刀光劈来时,苏康已然动了。
穿越八年,这套从街头打斗与军士操练中自悟的身法,早已融入他的骨血与本能。
车帘刚微微一动,他便已察觉不对,刀光尚未及身,人已从侧窗轻巧滑出,落地时轻得毫无声响。
八个黑衣人,八柄寒刀,呈合围之势,转瞬便封死了巷子两端的所有退路。
王刚站在马车前,非但不退,反倒主动上前一步。
这老仆跟着苏家二十八年,更陪着苏康走过了八年,出生入死的阵仗见得太多,哪里会惧这等场面?
他右手往腰间一探,燧发手铳已稳稳握在掌中,抬手便扣动了扳机。
“嘭!”
一声闷响,在狭窄的巷中轰然回荡,为首那名黑衣人肩头瞬间溅起一团血花,身子踉跄着向后退了数步,险些栽倒在地。
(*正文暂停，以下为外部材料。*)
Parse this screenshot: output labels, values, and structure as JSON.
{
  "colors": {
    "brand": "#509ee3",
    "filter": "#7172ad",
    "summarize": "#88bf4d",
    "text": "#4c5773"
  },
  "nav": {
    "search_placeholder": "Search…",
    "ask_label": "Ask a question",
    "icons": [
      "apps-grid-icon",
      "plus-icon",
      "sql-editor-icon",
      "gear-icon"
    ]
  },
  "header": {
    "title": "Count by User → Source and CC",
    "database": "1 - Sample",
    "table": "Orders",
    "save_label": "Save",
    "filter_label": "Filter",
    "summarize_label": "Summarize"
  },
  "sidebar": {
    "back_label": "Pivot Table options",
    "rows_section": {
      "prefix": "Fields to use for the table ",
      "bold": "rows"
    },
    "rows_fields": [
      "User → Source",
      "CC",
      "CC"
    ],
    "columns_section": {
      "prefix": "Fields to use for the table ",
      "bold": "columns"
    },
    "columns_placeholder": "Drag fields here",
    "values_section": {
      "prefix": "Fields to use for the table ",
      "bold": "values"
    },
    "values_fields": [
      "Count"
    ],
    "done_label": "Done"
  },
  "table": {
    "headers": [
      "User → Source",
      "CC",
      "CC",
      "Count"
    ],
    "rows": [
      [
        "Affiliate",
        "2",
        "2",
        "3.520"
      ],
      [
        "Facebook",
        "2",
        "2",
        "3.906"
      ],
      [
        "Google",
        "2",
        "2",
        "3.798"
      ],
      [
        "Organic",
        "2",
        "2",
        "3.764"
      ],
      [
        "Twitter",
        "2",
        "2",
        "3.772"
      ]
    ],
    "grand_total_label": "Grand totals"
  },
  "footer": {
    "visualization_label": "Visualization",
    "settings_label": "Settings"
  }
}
其余七人皆是一愣,转瞬便回过神来,挥刀猛扑上前,攻势凌厉如虎。
吉果和阎方这两名护卫不敢耽搁,即刻纵身而动。
二人皆是阎武从武陵精心挑选的老兵,身手利落,胆识过人。
吉果侧身一闪,从腰间拔出连弩,抬手便是数箭连发,精准射中两名黑衣人的膝盖,将他们直直放倒在地;阎方则腰间刀鞘一振,腰刀顺势出鞘,刀光如练,正面迎向另外两人。
铛铛铛!
金铁交鸣之声刺耳耳膜,阎方身形灵活如猿,出刀招招狠辣,不过转瞬之间,便将那两人逼到了墙根之下,进退不得。
吉果手中连弩未曾停歇,又是一箭射出,再放倒一人。
余下两人见势不妙,竟弃了同伴不顾,径直朝着苏康扑去。
“嘭!”
王刚反应极快,随手又是一铳,那冲在前面的黑衣人应声倒地。
“再动试试。”
紧接着,王刚手中的枪口便死死抵住了剩下的那人的眉心,那人浑身一僵,如木偶般定在原地,进也不是,退也不是,脸上满是惊惧。
很快,阎方也砍翻了那两名黑衣人,制住了他们。
苏康轻轻掸了掸袍角的灰尘,缓步走上前。
此时的巷中,只剩黑衣人们粗重的喘息与伤者的低吟,远处的梆子声隐约传来,衬得周遭愈发寂静。
“谁派你们来的?”
他蹲在中枪的一名黑衣人面前,语气平淡得没有一丝波澜。
黑衣人紧咬着牙,拒不吭声。
吉果上前一步,刀尖轻轻一转,在他颈间划过一道细小红痕,冷声道:“说。”
“陈……陈平大人……”
这名黑衣人终究撑不住,声音发颤,如实招供。
苏康眯起双眼,眼底掠过一丝冷意——太子门下那条狗,果然是他。
“他让你们来做什么?”
“吓、吓唬大人……不让我们下死手,只需伤个护卫就好……然后,留下这个。”
黑衣人颤抖着伸出手,摸出一块铜牌。
阎方上前一把接过,呈到苏康面前——那竟是一块晋王府制式的腰牌。
“栽赃嫁祸?”
阎方冷笑一声,语气中满是不屑。
苏康拿起铜牌,指尖轻轻摩挲着上面凹凸不平的纹路,嘴角勾起一抹淡嘲。
这戏,演得也太糙了些。
“大人,这些人如何处置?”
吉果开口问道,目光扫过地上的八人:一人伤肩,一人伤腿,两人伤臂,三人中箭,还有一人被王刚死死制住,个个都没了反抗之力。
“放了他们。”
“放了?”
吉果、阎方与王刚皆是一怔,满脸不解。
“嗯。”
苏康缓缓起身,淡淡吩咐道,“替我带句话给陈平:戏糙了,下回换个像样点的班子再来。”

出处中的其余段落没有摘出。